We estimated an SGD flux of 0.084 mol H2S m−2 to the Okatee estuary during a tidal cycle (Table 1). Assuming a 3-day residence time for the water, a 2.7 m mean depth and an H2S concentration equal to 50% of the total dissolved sulfide, this SGD flux would produce an initial concentration of 93 µmol H2S L−1 before oxidation. With 93 µmol H2S L−1 as the initial concentration, a yearly median of 1.3 µmol H2S L−1 as the final concentration, and assuming first order kinetics, we determined a H2S half-life of 0.5 days. This is about 1 tidal cycle during which the initial H2S supply is exported with the tidal prism down the estuary. Given the half-life, only about 40% of this H2S is present in the return flow as about 80% of the tidal prism returns to the upper estuary without significant mixing during each tidal cycle30. Thus, only about 10% of the H2S that is introduced in the upper estuary is supplied to the lower estuary. Of course, there may be additional SGD further downstream.

Conclusions

Electron donors supplied by SGD significantly reduce the DO concentrations in estuarine and coastal waters. Of the systems considered, sulfide (HS/H2S) was the most dominant electron donor in about half the cases. Ammonia (NH4+), DOC or DON were dominant in the rest. Although the potential to deplete DO below hypoxic conditions was certainly present in many cases, reductions were counterbalanced by invasion of oxygen from the atmosphere in the shallower coastal systems. Our use of average fluxes and concentrations may have further underestimated the DO potential during periods of high SGD.
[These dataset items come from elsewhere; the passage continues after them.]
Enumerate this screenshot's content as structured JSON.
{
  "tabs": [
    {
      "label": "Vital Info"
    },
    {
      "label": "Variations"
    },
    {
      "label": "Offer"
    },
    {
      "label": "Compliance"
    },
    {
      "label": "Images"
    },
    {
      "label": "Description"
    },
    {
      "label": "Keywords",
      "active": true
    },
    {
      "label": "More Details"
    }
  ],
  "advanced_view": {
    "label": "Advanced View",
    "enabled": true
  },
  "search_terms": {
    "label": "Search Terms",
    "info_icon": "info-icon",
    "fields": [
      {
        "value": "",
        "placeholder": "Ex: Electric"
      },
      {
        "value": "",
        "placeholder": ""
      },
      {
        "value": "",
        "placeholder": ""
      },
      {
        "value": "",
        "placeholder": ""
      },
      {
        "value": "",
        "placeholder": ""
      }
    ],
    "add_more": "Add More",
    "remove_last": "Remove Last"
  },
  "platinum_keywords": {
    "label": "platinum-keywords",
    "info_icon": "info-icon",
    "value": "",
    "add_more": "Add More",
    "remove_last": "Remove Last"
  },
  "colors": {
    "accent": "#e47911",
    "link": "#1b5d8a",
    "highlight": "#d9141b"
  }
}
The subterranean estuary is expanding because of sea level rise and mining of freshwater aquifers4. This expansion increases the contact between sulfate and OM that has not been in contact with seawater for thousands of years. The byproducts of sulfate–OM reactions enrich the subterranean estuary in a variety of electron donors. As these electron donors are transported to estuarine and coastal waters by SGD, the potential for DO reduction is very likely to increase. More extensive studies of SGD-OD should therefore be conducted in stratified waters to better understand the role of SGD in direct DO consumption in coastal ecosystems.